The computer algebra system MACSYMA is used to derive the nonlinear expression for the Lagrangian and the nonlinear equations of motion of composite plates undergoing large deformations by using a higher-order shear-deformation theory. When computer algebra is not used, the derivation of these equations is very involved and time consuming.

A time-averaged-Lagrangian technique is developed for the nonlinear analysis of the response of a wide variety of physical systems. It is a perturbation method that produces accurate second-order approximate solutions in the neighborhoods of different resonances. As an application of the technique, the nonlinear response of a fluid-relief valve is discussed in detail. The different resonances are studied, and in each case the responses are compared to those obtained by using the Galerkin procedure. The shortcomings of the latter procedure are pointed out.

The time-averaged-Lagrangian technique is implemented in a MACSYMA code that produces second-order perturbation solutions. The effects of the quadratic nonlinearities are incorporated into the solution and different cases of resonances are fully investigated. First-order differential equations are derived for the evolution of the amplitudes and phases for the following resonances: primary resonance, subharmonic resonance of order one-half, and superharmonic resonance of order two. The evolution equations are used to determine the fixed point or constant solutions and the results are then used to obtain representative frequency-response and force-response curves for each case. The stability of the fixed points is investigated. The results show that stable and unstable solutions may coexist when multi-valued solutions are possible, the initial conditions determine which describes the response. The multi-valuedness of the solutions lead to the jump phenomenon. The results show that subharmonic resonances of order one-half cannot be activated unless the excitation amplitude exceeds a threshold value.

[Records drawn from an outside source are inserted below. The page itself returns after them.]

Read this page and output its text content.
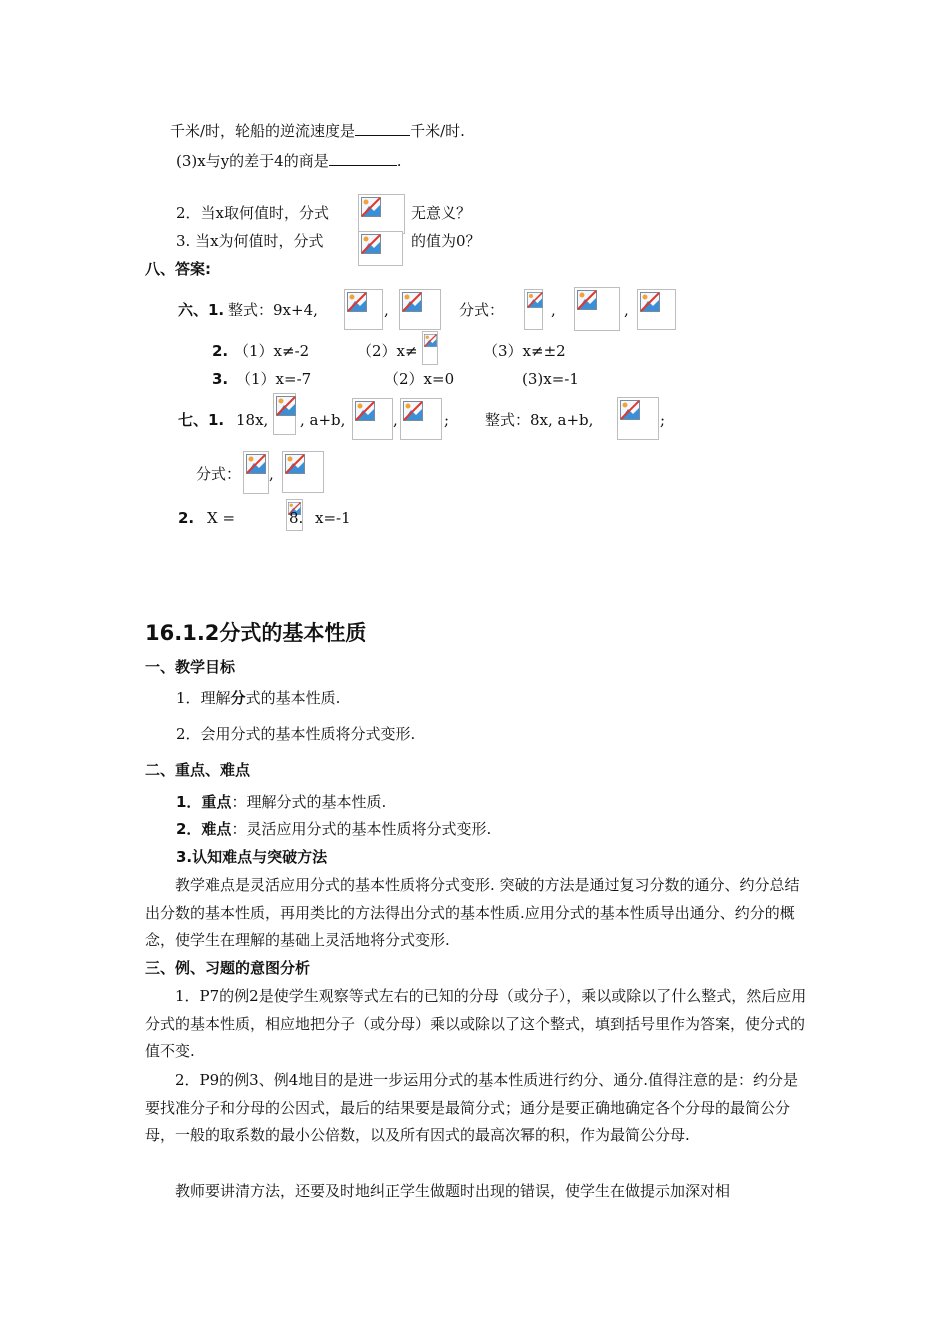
千米/时，轮船的逆流速度是	千米/时.
(3)x与y的差于4的商是	.
2．当x取何值时，分式	无意义？
3. 当x为何值时，分式	的值为0？
八、答案:
六、1. 整式：9x+4,	,	分式：	,	,
2. （1）x≠-2	（2）x≠	（3）x≠±2
3. （1）x=-7	（2）x=0	(3)x=-1
七、1. 18x, , a+b,	,	; 整式：8x, a+b,	;
分式： ,
2. X =	8. x=-1
16.1.2分式的基本性质
一、教学目标
1．理解分式的基本性质.
2．会用分式的基本性质将分式变形.
二、重点、难点
1．重点：理解分式的基本性质.
2．难点：灵活应用分式的基本性质将分式变形.
3.认知难点与突破方法
教学难点是灵活应用分式的基本性质将分式变形. 突破的方法是通过复习分数的通分、约分总结出分数的基本性质，再用类比的方法得出分式的基本性质.应用分式的基本性质导出通分、约分的概念，使学生在理解的基础上灵活地将分式变形.
三、例、习题的意图分析
1．P7的例2是使学生观察等式左右的已知的分母（或分子），乘以或除以了什么整式，然后应用分式的基本性质，相应地把分子（或分母）乘以或除以了这个整式，填到括号里作为答案，使分式的值不变.
2．P9的例3、例4地目的是进一步运用分式的基本性质进行约分、通分.值得注意的是：约分是要找准分子和分母的公因式，最后的结果要是最简分式；通分是要正确地确定各个分母的最简公分母，一般的取系数的最小公倍数，以及所有因式的最高次幂的积，作为最简公分母.
教师要讲清方法，还要及时地纠正学生做题时出现的错误，使学生在做提示加深对相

Lastly, a numerical-perturbation approach is used to study modal interactions in the response of the surface of a liquid in a cylindrical container to a principal parametric resonant excitation in the presence of a two-to-one internal (autoparametric) resonance. The force-response curves exhibit saturation, jumps, and Hopf bifurcations. They also show that the response does not start until a certain threshold level of excitation is exceeded. The frequency-response curves exhibit jumps, pitchfork bifurcations, and Hopf bifurcations. For certain parameters and excitation frequencies between the Hopf bifurcation values, limit-cycle solutions of the modulation equations are found. As the excitation frequency changes, the limit-cycles deform and lose their stability through either pitchfork or cyclic-fold (saddie-node) bifurcations. Some of these saddle-node bifurcations cause a transition to chaos. The pitchfork bifurcations break the symmetry of the limit cycles. Period-three motions are observed over a narrow range of excitation frequencies.